Another example is whether a stock will have gone up or down in value by a certain time, such as the closing bell of the stock market.
Associative remote viewing works by associating a concrete or descriptive target with each outcome. The target associated with what will become the correct outcome will be viewed by the viewer before the event takes place. After the event has happened, the viewer is then presented with the correct target as feedback to "close the loop." An example will help you make sense of this:
Let's say there will be a football game between Texas A&M and the University of Texas Longhorns tomorrow. We want to know who will win the game before the game is even played. (Maybe we want to place a winning bet, or be able to show off for the guys!) The problem is, if you frontload a viewer by asking who will win the game, the response will usually be no better than chance - there will only be a 50/50 chance that he or she will be right. In other words, it would essentially be a guess.
On the other hand, if you ran a typical blind or double-blind remote viewing session, there would be major problems trying to structure the tasking and analysis to arrive at a recognizable answer, making such an approach impractical.With ARV, however, you avoid all these problems. Let's continue with our example.

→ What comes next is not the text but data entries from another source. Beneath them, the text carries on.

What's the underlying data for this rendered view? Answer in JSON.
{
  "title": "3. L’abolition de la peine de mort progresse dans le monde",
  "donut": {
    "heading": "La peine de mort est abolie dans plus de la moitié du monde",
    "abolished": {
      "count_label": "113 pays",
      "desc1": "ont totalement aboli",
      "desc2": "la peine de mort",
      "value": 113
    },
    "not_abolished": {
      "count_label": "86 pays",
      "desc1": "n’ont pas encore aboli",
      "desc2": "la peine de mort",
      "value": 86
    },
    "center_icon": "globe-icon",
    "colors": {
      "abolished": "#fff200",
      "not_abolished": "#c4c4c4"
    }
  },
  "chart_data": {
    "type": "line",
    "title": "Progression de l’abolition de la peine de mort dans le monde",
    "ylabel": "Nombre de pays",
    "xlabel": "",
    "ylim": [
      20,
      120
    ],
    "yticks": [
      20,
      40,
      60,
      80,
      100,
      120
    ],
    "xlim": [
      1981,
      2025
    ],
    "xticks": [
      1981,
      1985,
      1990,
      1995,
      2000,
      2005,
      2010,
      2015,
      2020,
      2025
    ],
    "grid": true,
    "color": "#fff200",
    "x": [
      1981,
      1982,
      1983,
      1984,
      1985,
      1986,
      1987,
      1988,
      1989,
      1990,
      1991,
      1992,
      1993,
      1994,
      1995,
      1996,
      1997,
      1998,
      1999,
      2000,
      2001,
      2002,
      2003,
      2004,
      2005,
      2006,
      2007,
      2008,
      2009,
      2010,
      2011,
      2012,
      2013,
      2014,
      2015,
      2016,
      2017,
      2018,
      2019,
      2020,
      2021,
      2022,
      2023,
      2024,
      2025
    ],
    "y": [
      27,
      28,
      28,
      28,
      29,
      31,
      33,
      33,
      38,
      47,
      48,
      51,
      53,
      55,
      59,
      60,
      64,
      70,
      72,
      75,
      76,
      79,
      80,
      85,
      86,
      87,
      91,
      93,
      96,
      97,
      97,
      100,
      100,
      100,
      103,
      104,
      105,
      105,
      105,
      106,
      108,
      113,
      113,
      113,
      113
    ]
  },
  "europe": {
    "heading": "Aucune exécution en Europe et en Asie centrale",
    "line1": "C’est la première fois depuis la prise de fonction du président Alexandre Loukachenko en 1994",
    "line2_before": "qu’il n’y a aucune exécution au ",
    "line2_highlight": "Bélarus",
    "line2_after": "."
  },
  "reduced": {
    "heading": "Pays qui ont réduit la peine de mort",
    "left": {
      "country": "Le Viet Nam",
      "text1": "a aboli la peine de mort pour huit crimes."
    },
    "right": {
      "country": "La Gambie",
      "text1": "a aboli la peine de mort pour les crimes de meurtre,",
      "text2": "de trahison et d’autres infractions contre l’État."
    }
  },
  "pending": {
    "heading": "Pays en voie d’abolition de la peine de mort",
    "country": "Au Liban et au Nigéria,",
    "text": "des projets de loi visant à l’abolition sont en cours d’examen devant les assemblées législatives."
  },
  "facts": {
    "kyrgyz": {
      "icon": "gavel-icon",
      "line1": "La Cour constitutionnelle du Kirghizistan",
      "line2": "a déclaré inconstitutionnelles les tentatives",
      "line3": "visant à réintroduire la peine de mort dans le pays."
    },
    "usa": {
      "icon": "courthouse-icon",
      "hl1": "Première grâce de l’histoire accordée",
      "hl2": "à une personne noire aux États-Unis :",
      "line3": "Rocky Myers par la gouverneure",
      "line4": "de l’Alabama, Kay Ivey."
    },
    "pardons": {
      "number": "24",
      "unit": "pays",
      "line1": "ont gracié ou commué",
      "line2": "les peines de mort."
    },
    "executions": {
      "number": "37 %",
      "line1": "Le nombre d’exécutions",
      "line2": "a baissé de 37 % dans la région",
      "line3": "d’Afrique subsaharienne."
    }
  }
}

To predict the outcome of the football game, we'll pick an apple to stand for the Longhorns winning, and a pencil to stand for A&M winning (we are thus "associating" the apple with the Longhorns winning and a pencil with A&M winning). The person doing the "tasking"—in other words, the one who first decides what needs to be done, then assigns the "task" or mission, to the viewer—will tell the viewer, "Describe the object I will hand to you the day after the game has been played and the outcome decided."
If during the remote viewing session the viewer describes something round, red, and sweet-smelling, the tasker concludes that the Longhorns will win. We will assume the Longhorns do win. So the tasker will hand the viewer an apple at the agreed upon time after the game has been played so the tasker will know for sure that the apple was the correct response and can have it ready for the viewer.
Objects aren't the only targets that can be used. For RVIS, Inc.'s ARV course we will use photos that are chosen to be as different from each other as possible.
Though ARV is simple in principle, there are numerous complications that must be considered in order to do it successfully. These will be covered in the course curriculum, in addition to the basics of the process.